Member of the Kentucky House of Representatives from the 55th district
- In office January 1, 1991 – January 1, 2005
- Preceded by: Tom Jones
- Succeeded by: Milward Dedman

Personal details
- Born: Jack Lillard Coleman Jr. October 1, 1953 (age 72) Lexington, Kentucky, U.S.
- Party: Democratic
- Children: Jacqueline Coleman
- Parent: Jack Coleman
- Education: Eastern Kentucky University

= Jack Coleman (politician) =

American politician

Jack Lillard Coleman Jr. (born October 1, 1953) is an American politician in the state of Kentucky. He served in the Kentucky House of Representatives from 1991 to 2005. Coleman was first elected to the house in 1990, defeating Democratic incumbent Tom Jones for renomination. He did not seek reelection in 2004 and was succeeded by Republican Milward Dedman.

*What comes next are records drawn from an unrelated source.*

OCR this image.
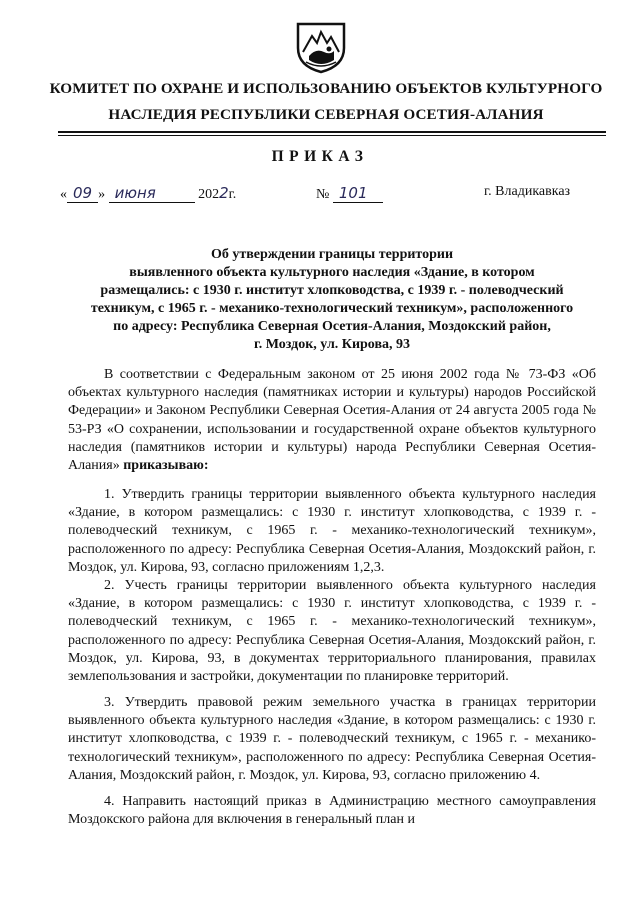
КОМИТЕТ ПО ОХРАНЕ И ИСПОЛЬЗОВАНИЮ ОБЪЕКТОВ КУЛЬТУРНОГО
НАСЛЕДИЯ РЕСПУБЛИКИ СЕВЕРНАЯ ОСЕТИЯ-АЛАНИЯ
ПРИКАЗ
« 09 » июня	2022г.	№ 101	г. Владикавказ
Об утверждении границы территории
выявленного объекта культурного наследия «Здание, в котором
размещались: с 1930 г. институт хлопководства, с 1939 г. - полеводческий
техникум, с 1965 г. - механико-технологический техникум», расположенного
по адресу: Республика Северная Осетия-Алания, Моздокский район,
г. Моздок, ул. Кирова, 93
В соответствии с Федеральным законом от 25 июня 2002 года № 73-ФЗ «Об объектах культурного наследия (памятниках истории и культуры) народов Российской Федерации» и Законом Республики Северная Осетия-Алания от 24 августа 2005 года № 53-РЗ «О сохранении, использовании и государственной охране объектов культурного наследия (памятников истории и культуры) народа Республики Северная Осетия-Алания» приказываю:
1. Утвердить границы территории выявленного объекта культурного наследия «Здание, в котором размещались: с 1930 г. институт хлопководства, с 1939 г. - полеводческий техникум, с 1965 г. - механико-технологический техникум», расположенного по адресу: Республика Северная Осетия-Алания, Моздокский район, г. Моздок, ул. Кирова, 93, согласно приложениям 1,2,3.
2. Учесть границы территории выявленного объекта культурного наследия «Здание, в котором размещались: с 1930 г. институт хлопководства, с 1939 г. - полеводческий техникум, с 1965 г. - механико-технологический техникум», расположенного по адресу: Республика Северная Осетия-Алания, Моздокский район, г. Моздок, ул. Кирова, 93, в документах территориального планирования, правилах землепользования и застройки, документации по планировке территорий.
3. Утвердить правовой режим земельного участка в границах территории выявленного объекта культурного наследия «Здание, в котором размещались: с 1930 г. институт хлопководства, с 1939 г. - полеводческий техникум, с 1965 г. - механико-технологический техникум», расположенного по адресу: Республика Северная Осетия-Алания, Моздокский район, г. Моздок, ул. Кирова, 93, согласно приложению 4.
4. Направить настоящий приказ в Администрацию местного самоуправления Моздокского района для включения в генеральный план и
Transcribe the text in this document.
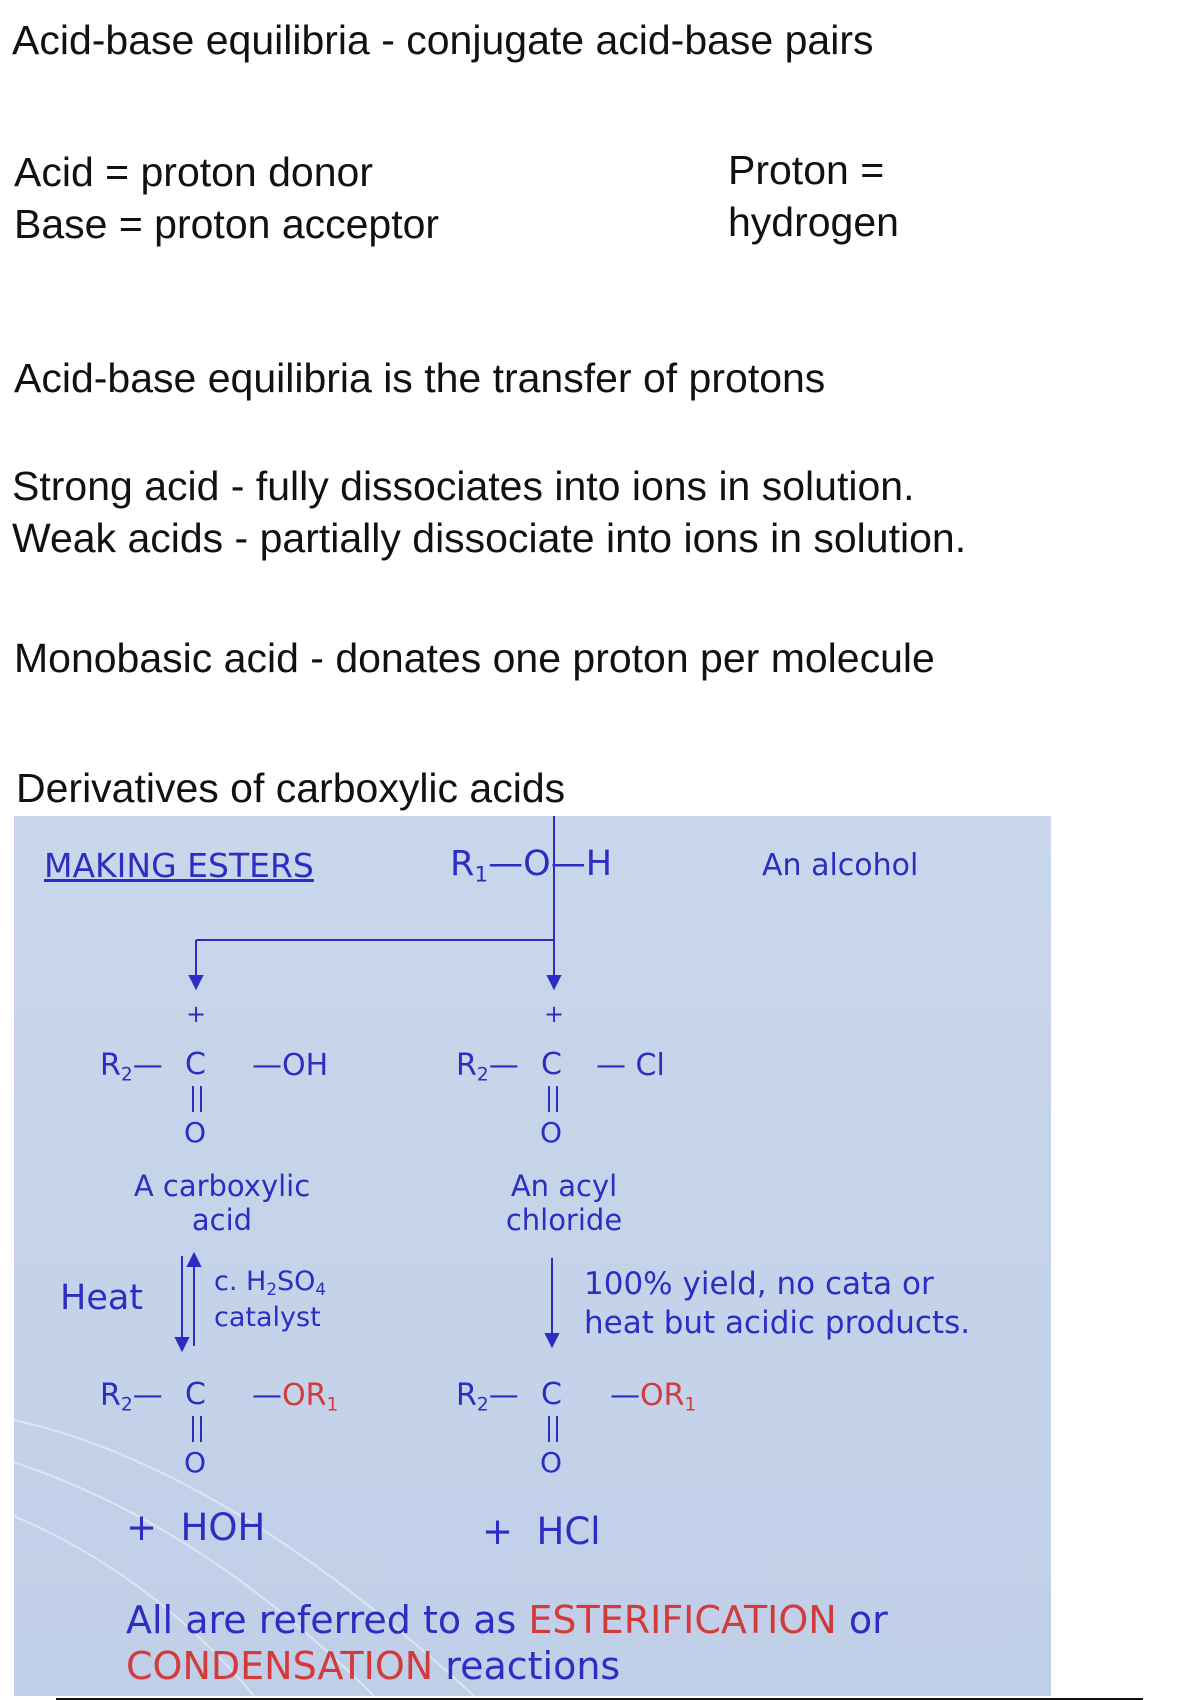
Acid-base equilibria - conjugate acid-base pairs
Acid = proton donor
Base = proton acceptor
Proton =
hydrogen
Acid-base equilibria is the transfer of protons
Strong acid - fully dissociates into ions in solution.
Weak acids - partially dissociate into ions in solution.
Monobasic acid - donates one proton per molecule
Derivatives of carboxylic acids
MAKING ESTERS	$R_1—O—H$	An alcohol
+	+
$R_2—$ C —OH
O
$R_2—$ C — Cl
O
A carboxylic
acid
An acyl
chloride
Heat	c. $H_2SO_4$
catalyst
100% yield, no cata or
heat but acidic products.
$R_2—$ C $—OR_1$
O
$R_2—$ C $—OR_1$
O
+ HOH	+ HCl
All are referred to as ESTERIFICATION or
CONDENSATION reactions
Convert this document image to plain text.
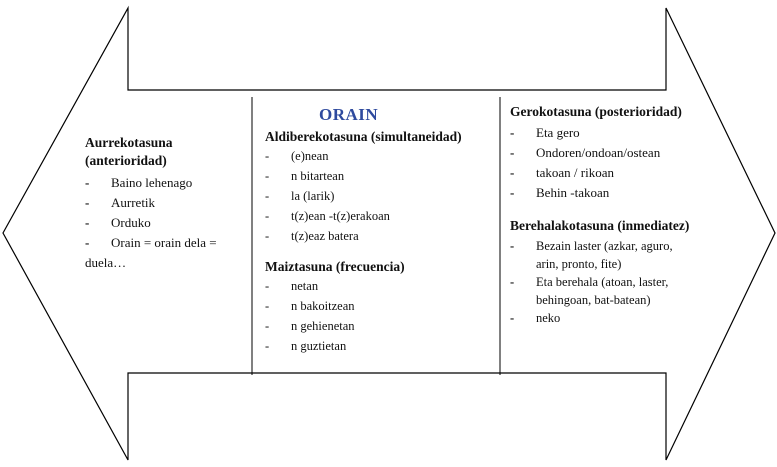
Aurrekotasuna
(anterioridad)
- Baino lehenago
- Aurretik
- Orduko
- Orain = orain dela =
duela…
ORAIN
Aldiberekotasuna (simultaneidad)
- (e)nean
- n bitartean
- la (larik)
- t(z)ean -t(z)erakoan
- t(z)eaz batera
Maiztasuna (frecuencia)
- netan
- n bakoitzean
- n gehienetan
- n guztietan
Gerokotasuna (posterioridad)
- Eta gero
- Ondoren/ondoan/ostean
- takoan / rikoan
- Behin -takoan
Berehalakotasuna (inmediatez)
- Bezain laster (azkar, aguro,
arin, pronto, fite)
- Eta berehala (atoan, laster,
behingoan, bat-batean)
- neko
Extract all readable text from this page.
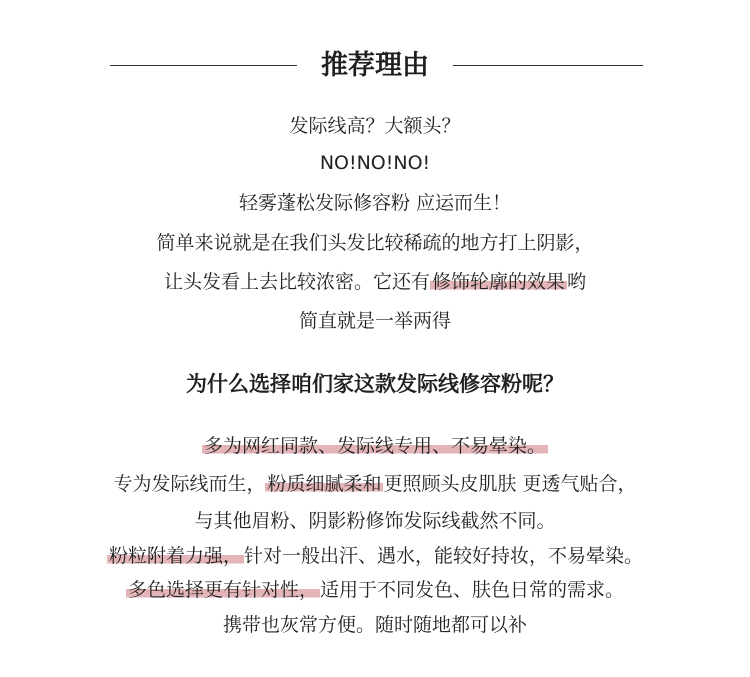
推荐理由
发际线高？大额头？
NO!NO!NO!
轻雾蓬松发际修容粉 应运而生！
简单来说就是在我们头发比较稀疏的地方打上阴影，
让头发看上去比较浓密。它还有 修饰轮廓的效果 哟
简直就是一举两得
为什么选择咱们家这款发际线修容粉呢？
多为网红同款、发际线专用、不易晕染。
专为发际线而生， 粉质细腻柔和 更照顾头皮肌肤 更透气贴合，
与其他眉粉、阴影粉修饰发际线截然不同。
粉粒附着力强， 针对一般出汗、遇水，能较好持妆，不易晕染。
多色选择更有针对性， 适用于不同发色、肤色日常的需求。
携带也灰常方便。随时随地都可以补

Coleman also was a city commissioner of Harrodsburg, Kentucky from 2016 to 2018. Coleman also served on the Burgin Independent School Board and served as vice-chair of the school board.

Coleman's father, Jack Sr., played in the National Basketball Association. His daughter, Jacqueline, was elected Lieutenant Governor of Kentucky in 2019.